In this study, we screened intracellular binders of CD147 using mammalian protein–protein interaction trap (MAPPIT)28. Interestingly, one of CD147 binders, YIPF2, was found to be a Rab-GDF recruiting and activating Rab5/Rab22a on ER-Golgi, promoting endocytosis, recycling, and secretion of CD147, and thus enhancing the malignant phenotypes of HCC cells. This benefits our understanding of the regulation mechanism on CD147 trafficking, and also supplies a target to disrupt the CD147 transport pathway in HCC progression.
Results
YIPF2 is a new intracellular binder to CD147
As CD147-stimulated MMP (matrix metalloproteinase) secretion involves its interaction with membrane and secreted protein (MSP) on neighboring cells5,7,8, we first established a human liver cancer-derived MSP-cDNA library (Supplementary Fig. 1). To screen the trafficking binders of CD147 under physiological condition, HEK293-16 cells expressing EpoR/LR-F3/CD147EF chimera receptor (as bait) were infected with retroviral MSP-cDNA library (as prey) (Fig. 1a). After double selection with puromycin and Epo, eighteen clones that survived were screened. They contained six unique gene candidates (Supplementary Fig. 2a, b). Checking their function in UniProt database found that the yeast homolog of YIPF2 (Yif1p) is a Rab-bound protein involving vesicle transport (Table 1).

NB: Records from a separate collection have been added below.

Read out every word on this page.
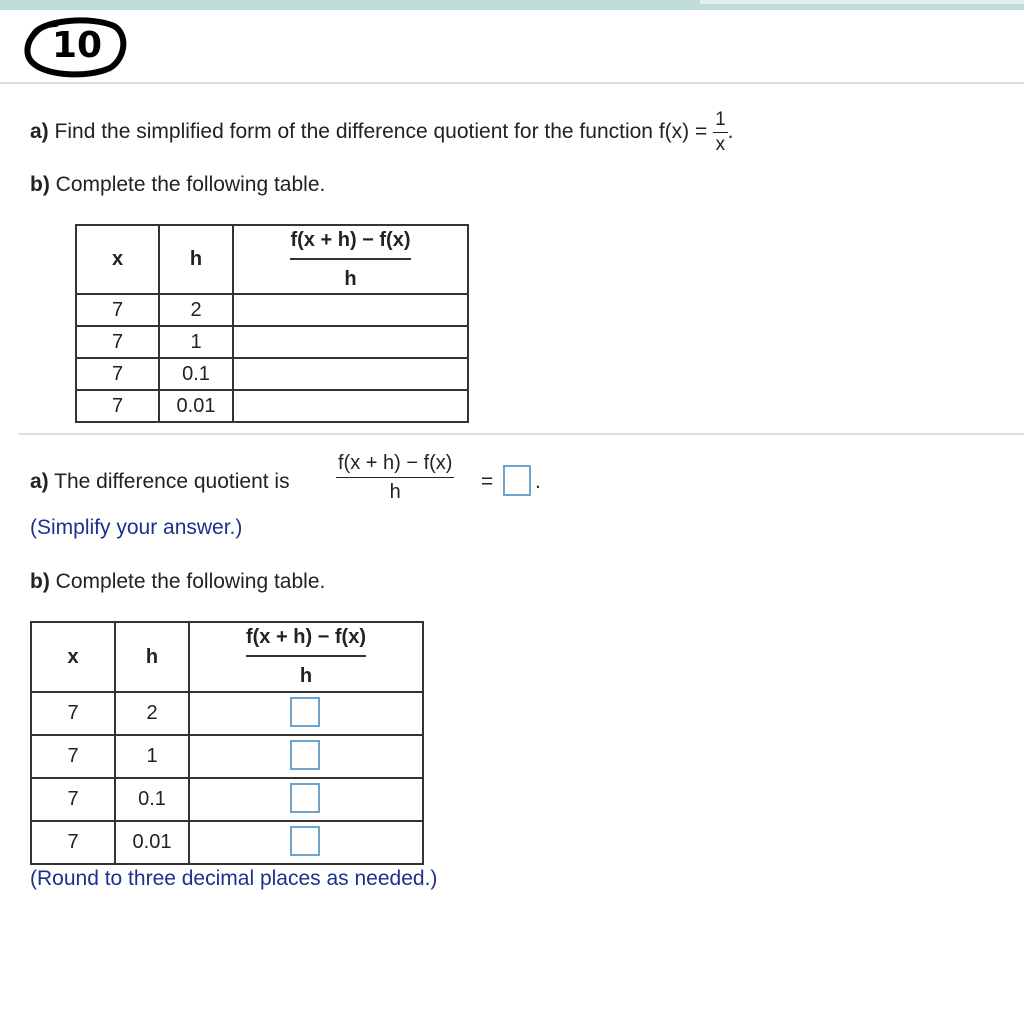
10
a) Find the simplified form of the difference quotient for the function $f(x) = \frac{1}{x}$ .
b) Complete the following table.
x	h	$\frac{f(x + h) - f(x)}{h}$
7	2	
7	1	
7	0.1	
7	0.01	
a) The difference quotient is
f(x + h) − f(x)
h	= .
(Simplify your answer.)
b) Complete the following table.
x	h	$\frac{f(x + h) - f(x)}{h}$
7	2	
7	1	
7	0.1	
7	0.01	
(Round to three decimal places as needed.)
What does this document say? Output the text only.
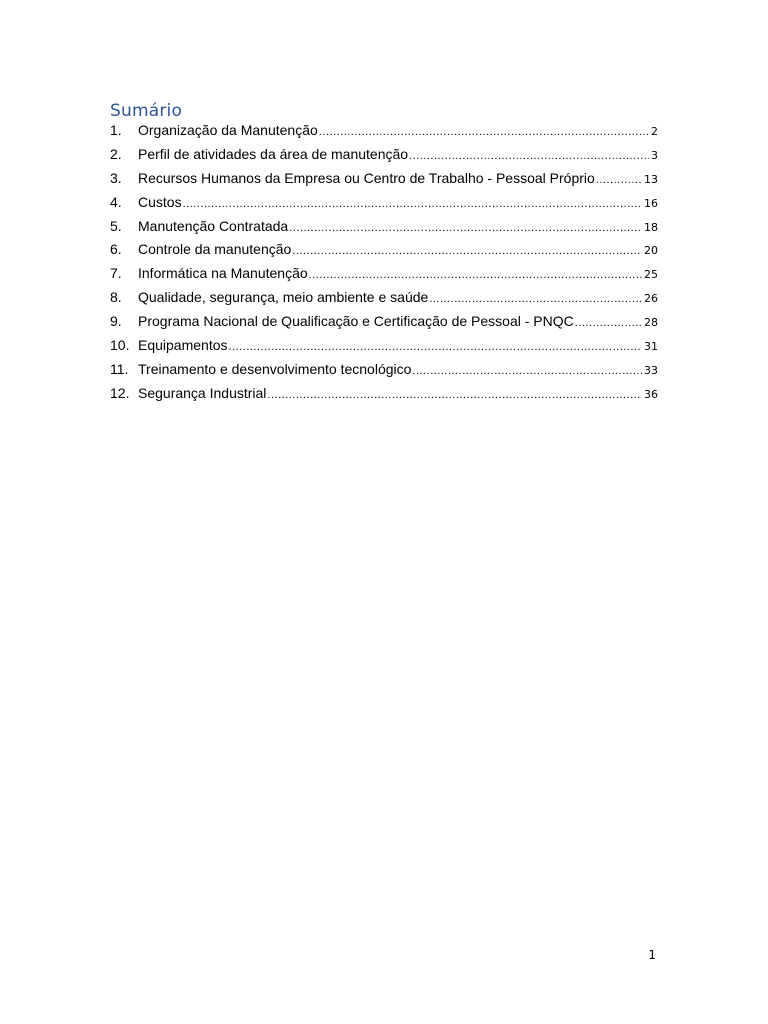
Sumário
1.	Organização da Manutenção .....	2
2.	Perfil de atividades da área de manutenção .....	3
3.	Recursos Humanos da Empresa ou Centro de Trabalho - Pessoal Próprio .....	13
4.	Custos .....	16
5.	Manutenção Contratada .....	18
6.	Controle da manutenção .....	20
7.	Informática na Manutenção .....	25
8.	Qualidade, segurança, meio ambiente e saúde .....	26
9.	Programa Nacional de Qualificação e Certificação de Pessoal - PNQC .....	28
10. Equipamentos .....	31
11. Treinamento e desenvolvimento tecnológico .....	33
12. Segurança Industrial .....	36
1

To further identify their interaction, extracellular and intracellular portions of CD147 (CD147EP and CD147IP) were included in analytical MAPPIT (Supplementary Fig. 2c), and specific binding of YIPF2 to CD147EP were detected (Fig. 1b). Confocal imaging of their distribution in HepG2 cells demonstrated that YIPF2 was co-localized with CD147 mainly at ER-Golgi network, sorting, and recycling endosomes (Fig. 2a, Supplementary Fig. 4). Furthermore, the co-localization between endogenous CD147/YIPF2 and ER marker KDEL, and Golgi markers GM130 (marking cis-Golgi) and TGN38 (marking trans-Golgi) were determined. Strong co-localized YIPF2-CD147 was observed in ER and trans-Golgi network, whereas their co-localizations were not found in cis-Golgi, plasma membrane, or other membranous organelles (Figs 2b, 4a, Supplementary Figs. 4, 6, 7, 8b, and 9). In addition, co-IP results also validated the specific binding of YIPF2 with CD147 in cell lysates and membranous organelles (Fig. 2c–f). These results indicated that YIPF2 is a new binder to CD147, which is possibly involved in intracellular transport of CD147 via ER-Golgi biosynthetic network.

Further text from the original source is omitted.